Hayatımızda hangi İslam ve ne kadar var?
Nefis muhasebesi bakımından bu soruyu sıkça sormamız gerekiyor.
Hangi İslam sorusu, çeşitli yabancı etkilerle İslam'ı saptıran
cereyanlar, telkinler, yorumlar sebebiyle önemli. Farkında olarak
veya olmayarak doğru anlaşılmış bir İslam'dan uzak düşmemek için
mümin, gerektiği sıklıkta ve keyfiyette bu denetimi yapmalıdır.
Alimler ve uzmanlar kelam meselelerini, mezhepler arası ihtilafları
öğrenir ve tartışabilirler.

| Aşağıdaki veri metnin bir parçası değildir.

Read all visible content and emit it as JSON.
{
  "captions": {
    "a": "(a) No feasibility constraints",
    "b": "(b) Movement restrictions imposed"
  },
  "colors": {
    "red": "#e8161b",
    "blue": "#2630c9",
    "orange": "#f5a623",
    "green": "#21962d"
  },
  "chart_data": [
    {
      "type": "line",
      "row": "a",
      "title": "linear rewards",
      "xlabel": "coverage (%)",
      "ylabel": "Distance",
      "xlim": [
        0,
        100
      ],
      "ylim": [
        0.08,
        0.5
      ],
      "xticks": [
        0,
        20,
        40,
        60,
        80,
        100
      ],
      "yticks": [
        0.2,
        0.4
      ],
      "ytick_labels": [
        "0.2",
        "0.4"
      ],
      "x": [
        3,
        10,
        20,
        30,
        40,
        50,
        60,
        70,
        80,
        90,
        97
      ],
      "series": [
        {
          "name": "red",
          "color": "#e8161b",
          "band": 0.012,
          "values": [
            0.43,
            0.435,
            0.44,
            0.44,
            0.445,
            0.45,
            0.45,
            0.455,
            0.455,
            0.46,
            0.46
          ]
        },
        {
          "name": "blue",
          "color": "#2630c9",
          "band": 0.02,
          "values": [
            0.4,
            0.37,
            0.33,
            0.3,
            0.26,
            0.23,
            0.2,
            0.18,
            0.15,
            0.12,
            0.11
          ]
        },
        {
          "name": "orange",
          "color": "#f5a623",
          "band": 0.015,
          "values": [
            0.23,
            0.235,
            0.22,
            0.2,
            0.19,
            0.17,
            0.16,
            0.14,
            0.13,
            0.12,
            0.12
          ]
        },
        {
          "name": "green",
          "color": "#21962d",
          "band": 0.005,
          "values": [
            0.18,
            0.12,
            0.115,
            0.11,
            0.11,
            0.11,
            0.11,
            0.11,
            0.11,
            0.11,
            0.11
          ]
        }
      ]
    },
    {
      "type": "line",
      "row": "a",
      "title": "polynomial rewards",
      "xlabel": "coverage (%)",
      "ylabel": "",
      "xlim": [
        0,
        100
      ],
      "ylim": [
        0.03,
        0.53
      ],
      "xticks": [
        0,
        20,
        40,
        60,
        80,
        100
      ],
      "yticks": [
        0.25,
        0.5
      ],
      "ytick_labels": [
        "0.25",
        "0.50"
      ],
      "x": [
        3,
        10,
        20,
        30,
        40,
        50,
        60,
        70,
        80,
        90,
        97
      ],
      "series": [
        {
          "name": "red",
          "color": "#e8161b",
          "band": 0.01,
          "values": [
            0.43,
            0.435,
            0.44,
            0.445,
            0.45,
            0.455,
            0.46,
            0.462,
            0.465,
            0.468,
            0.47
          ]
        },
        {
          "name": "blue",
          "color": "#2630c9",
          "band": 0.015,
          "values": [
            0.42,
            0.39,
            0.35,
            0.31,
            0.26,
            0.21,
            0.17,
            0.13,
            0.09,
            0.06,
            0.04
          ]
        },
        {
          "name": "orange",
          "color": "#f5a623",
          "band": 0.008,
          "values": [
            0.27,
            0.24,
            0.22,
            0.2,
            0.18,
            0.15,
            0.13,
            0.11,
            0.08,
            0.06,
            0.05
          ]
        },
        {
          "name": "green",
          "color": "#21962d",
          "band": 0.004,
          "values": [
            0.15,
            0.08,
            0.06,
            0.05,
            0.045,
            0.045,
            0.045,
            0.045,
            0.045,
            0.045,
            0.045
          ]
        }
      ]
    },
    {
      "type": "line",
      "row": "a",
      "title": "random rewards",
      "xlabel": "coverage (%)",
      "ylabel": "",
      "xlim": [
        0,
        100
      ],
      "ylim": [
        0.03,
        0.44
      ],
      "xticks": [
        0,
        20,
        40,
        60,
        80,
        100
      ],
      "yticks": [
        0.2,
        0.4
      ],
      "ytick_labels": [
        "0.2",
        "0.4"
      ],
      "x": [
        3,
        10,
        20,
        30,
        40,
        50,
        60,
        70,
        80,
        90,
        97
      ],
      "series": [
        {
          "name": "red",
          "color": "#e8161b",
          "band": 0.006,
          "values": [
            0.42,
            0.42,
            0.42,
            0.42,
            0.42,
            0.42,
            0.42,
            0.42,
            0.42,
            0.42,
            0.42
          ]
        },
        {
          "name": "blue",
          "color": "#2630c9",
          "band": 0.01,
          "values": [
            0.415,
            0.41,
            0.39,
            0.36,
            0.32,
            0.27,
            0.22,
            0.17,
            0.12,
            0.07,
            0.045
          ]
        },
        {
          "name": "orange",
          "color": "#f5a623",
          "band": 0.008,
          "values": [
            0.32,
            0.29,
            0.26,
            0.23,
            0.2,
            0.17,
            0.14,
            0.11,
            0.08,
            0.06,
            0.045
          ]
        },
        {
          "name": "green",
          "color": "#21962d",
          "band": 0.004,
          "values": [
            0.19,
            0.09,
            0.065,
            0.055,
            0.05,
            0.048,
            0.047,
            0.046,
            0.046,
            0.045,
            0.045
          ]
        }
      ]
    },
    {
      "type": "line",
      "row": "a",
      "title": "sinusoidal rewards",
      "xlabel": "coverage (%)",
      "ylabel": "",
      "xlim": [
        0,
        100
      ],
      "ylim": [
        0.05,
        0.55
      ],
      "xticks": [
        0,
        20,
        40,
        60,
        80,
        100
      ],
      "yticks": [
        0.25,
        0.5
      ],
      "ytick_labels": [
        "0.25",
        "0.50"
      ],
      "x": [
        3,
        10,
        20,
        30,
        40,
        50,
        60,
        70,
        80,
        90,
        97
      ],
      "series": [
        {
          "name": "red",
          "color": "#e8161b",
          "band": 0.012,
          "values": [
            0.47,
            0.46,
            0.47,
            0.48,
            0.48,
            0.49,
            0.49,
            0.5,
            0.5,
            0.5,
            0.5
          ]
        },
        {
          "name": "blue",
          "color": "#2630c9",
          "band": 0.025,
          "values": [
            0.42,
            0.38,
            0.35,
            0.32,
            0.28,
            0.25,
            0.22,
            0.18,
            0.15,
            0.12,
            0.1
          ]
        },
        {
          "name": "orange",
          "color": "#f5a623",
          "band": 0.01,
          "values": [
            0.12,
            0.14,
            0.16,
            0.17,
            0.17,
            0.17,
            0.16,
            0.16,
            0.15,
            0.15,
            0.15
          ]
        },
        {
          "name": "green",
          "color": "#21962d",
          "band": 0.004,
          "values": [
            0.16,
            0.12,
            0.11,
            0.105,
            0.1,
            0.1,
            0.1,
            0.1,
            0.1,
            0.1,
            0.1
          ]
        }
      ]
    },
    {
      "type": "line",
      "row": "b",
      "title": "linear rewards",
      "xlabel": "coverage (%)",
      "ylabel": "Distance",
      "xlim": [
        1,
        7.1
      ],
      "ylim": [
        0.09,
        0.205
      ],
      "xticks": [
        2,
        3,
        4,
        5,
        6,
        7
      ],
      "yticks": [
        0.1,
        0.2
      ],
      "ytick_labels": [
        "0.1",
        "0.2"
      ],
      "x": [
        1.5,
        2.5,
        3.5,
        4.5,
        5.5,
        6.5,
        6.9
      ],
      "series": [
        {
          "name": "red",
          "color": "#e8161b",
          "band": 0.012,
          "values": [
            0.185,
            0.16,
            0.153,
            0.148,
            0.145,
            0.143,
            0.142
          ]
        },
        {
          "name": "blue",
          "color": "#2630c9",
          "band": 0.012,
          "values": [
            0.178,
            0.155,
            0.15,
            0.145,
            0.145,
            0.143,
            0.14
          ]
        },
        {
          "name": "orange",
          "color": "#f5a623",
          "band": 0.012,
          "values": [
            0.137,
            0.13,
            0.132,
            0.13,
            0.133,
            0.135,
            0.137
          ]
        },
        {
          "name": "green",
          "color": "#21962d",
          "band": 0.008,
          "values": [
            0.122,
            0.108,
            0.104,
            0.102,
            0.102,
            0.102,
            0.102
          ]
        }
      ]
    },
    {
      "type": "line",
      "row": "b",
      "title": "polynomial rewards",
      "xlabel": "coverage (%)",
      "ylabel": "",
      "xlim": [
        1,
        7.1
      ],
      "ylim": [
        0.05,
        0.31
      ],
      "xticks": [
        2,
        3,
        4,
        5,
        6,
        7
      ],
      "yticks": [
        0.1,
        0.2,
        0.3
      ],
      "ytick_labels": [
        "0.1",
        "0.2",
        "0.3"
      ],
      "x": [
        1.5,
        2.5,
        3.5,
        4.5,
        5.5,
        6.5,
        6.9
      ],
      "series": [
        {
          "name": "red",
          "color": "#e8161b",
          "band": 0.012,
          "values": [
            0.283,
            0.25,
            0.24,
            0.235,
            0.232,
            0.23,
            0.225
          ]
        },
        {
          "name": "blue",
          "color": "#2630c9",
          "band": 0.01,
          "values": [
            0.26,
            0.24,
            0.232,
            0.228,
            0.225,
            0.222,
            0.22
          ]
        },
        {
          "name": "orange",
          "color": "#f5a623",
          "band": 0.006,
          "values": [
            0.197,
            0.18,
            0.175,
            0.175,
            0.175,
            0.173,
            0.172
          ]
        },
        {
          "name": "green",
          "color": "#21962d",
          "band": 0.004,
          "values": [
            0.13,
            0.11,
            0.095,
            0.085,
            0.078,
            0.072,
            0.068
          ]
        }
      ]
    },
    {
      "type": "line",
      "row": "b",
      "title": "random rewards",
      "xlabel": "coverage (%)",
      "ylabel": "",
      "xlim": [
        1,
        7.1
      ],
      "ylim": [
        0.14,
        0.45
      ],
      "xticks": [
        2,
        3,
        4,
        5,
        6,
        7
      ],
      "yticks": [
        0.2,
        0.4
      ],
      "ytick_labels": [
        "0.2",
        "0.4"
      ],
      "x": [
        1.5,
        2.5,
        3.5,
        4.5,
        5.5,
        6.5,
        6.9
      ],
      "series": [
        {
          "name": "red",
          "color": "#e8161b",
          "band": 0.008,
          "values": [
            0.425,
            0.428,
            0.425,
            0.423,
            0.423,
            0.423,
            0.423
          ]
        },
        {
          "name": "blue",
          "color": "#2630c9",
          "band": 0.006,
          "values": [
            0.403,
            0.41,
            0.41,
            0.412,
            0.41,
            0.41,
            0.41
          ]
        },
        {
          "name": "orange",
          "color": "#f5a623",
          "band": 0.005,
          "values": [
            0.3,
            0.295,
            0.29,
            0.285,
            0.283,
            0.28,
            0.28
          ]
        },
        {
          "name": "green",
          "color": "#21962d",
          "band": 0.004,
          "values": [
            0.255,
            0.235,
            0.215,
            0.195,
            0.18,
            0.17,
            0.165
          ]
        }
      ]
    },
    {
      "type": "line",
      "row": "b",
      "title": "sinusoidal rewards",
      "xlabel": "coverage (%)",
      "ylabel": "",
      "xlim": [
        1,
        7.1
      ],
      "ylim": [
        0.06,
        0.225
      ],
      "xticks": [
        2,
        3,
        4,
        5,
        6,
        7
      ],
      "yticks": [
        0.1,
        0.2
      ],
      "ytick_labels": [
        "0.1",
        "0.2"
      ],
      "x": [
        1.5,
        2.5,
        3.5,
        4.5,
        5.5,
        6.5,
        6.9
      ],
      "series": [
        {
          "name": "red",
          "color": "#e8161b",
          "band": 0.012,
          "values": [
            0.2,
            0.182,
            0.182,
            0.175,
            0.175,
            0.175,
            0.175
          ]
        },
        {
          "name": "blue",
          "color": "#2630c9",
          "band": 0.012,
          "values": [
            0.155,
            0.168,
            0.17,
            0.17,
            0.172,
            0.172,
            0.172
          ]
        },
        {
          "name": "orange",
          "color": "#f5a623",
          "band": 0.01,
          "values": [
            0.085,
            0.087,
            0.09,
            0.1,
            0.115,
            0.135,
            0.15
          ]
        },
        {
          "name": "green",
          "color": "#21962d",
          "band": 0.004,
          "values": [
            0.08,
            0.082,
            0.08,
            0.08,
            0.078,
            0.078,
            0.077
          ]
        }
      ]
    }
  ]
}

Sıradan bir mümin için ölçüt Ehl-i
Sünnet İslam'ı olmalıdır ve bunu da öğrenmek, her seviyeye göre
yazılmış kaynaklarını el atında bulundurmak, gerektikçe de alimlere
sormak zor değildir.
Bu kadar önemli ikinci soru da “hayatımızda İslam'ın ne kadarının
bulunduğudur”.
İslam'ın hayatımızın ne kadarını kapsadığı konusu da, kendi
kusurumuzdan İslam'ı sorumlu tutmaya başladığımız zamanlardan beri
tartışılıyor.
Benim anladığım ve inandığım şudur.
İslam hayatımızın her noktasını içine alır, mübah (serbest, günah
sevap konusu olmayan, dünya işi denilen) alanı da biz
belirleyemeyiz, İslam belirler; bu sebeple mübah alan da İslam'a
dahildir, onun kontrol ve belirlemesine tabidir.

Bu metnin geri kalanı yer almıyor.